Surprisingly, the document admits that some of the current treatment protocols – extended rest – are largely unproven and may not be ideal after the first week post-injury. The authors suggest that a gradual (symptom limited) return to school, social and physical activities is "a sensible approach" but that athletes should receive medical clearance from a physician before returning to competition.
A new "Sport Concussion Assessment Tool", 3rd Edition (SCAT3) is also published with the consensus statement to act as a guide in the evaluation of concussion. It is accompanied by a children's version for ages 5-12 , as well as a "Pocket Concussion Recognition Tool" for parents and coaches.
The document also outlines a number of interesting points that will likely generate a lot of discussion.

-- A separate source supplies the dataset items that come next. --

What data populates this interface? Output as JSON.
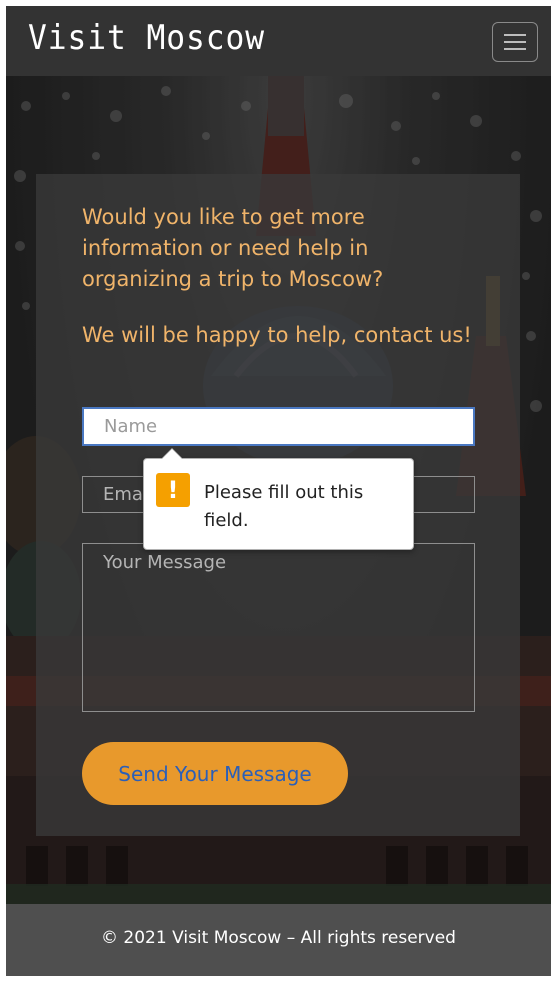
{
  "navbar": {
    "brand": "Visit Moscow",
    "menu_icon": "hamburger-menu-icon"
  },
  "contact": {
    "intro_question": "Would you like to get more information or need help in organizing a trip to Moscow?",
    "intro_offer": "We will be happy to help, contact us!",
    "name_placeholder": "Name",
    "email_placeholder": "Email",
    "message_placeholder": "Your Message",
    "send_label": "Send Your Message"
  },
  "validation": {
    "icon": "warning-icon",
    "message": "Please fill out this field."
  },
  "footer": {
    "text": "© 2021 Visit Moscow – All rights reserved"
  },
  "colors": {
    "accent": "#e8992c",
    "intro_text": "#f0b46a",
    "button_text": "#2b5fb8",
    "navbar": "#333333",
    "footer": "#4f4f4f"
  }
}
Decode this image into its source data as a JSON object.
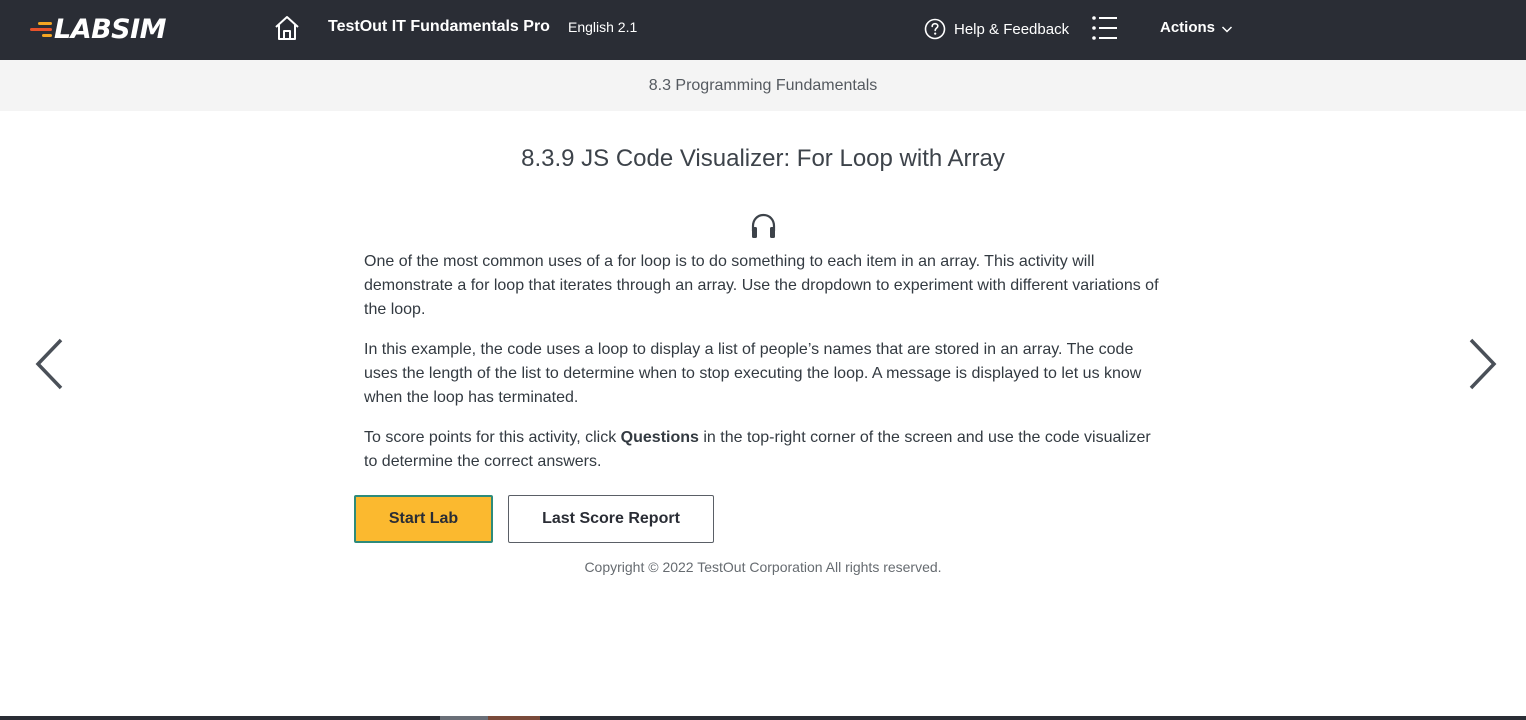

For example, the group declined to make a strong connection between concussion and the development of chronic traumatic encephalopathy (CTE), saying that the group "agreed that a cause and effect relationship has not as yet been demonstrated between CTE and concussions or exposure to contact sports." CTE has been widely linked in the media as the cause of several high-profile athlete suicides, and many are pointing to repeated concussion as the cause of the disorder.
The authors of the consensus document also considered the latest research on helmets and mouth guards, saying that while mouth guards and helmets may protect the athlete from trauma injuries (fractured skull, dental injury, etc.) "There is no good clinical evidence that currently available protective equipment will prevent concussion."
Instead, the group suggested that rule changes aimed at preventing concussion in sport would be a better strategy. Interestingly the group noted that better protective gear often leads to the adoption of more dangerous playing techniques, which they point out "can result in a paradoxical increase in injury rates."
Concussion and Brain Injury is one of the four priorities of UCalgary Brain and Mental Health, a campus-wide initiative that encompasses nine faculties with a strong interest in brain and mental health. Other focus areas include Child and Mental Health, Healthy Brain Aging, and Spinal Cord and Nerve Repair. The Brain and Mental Health initiative is one of six research themes outlined in the university's 2012 Strategic Research Plan, which provides a roadmap for the university's Eyes High strategic direction to become one of Canada's top five research-intensive universities by our 50th anniversary in 2016.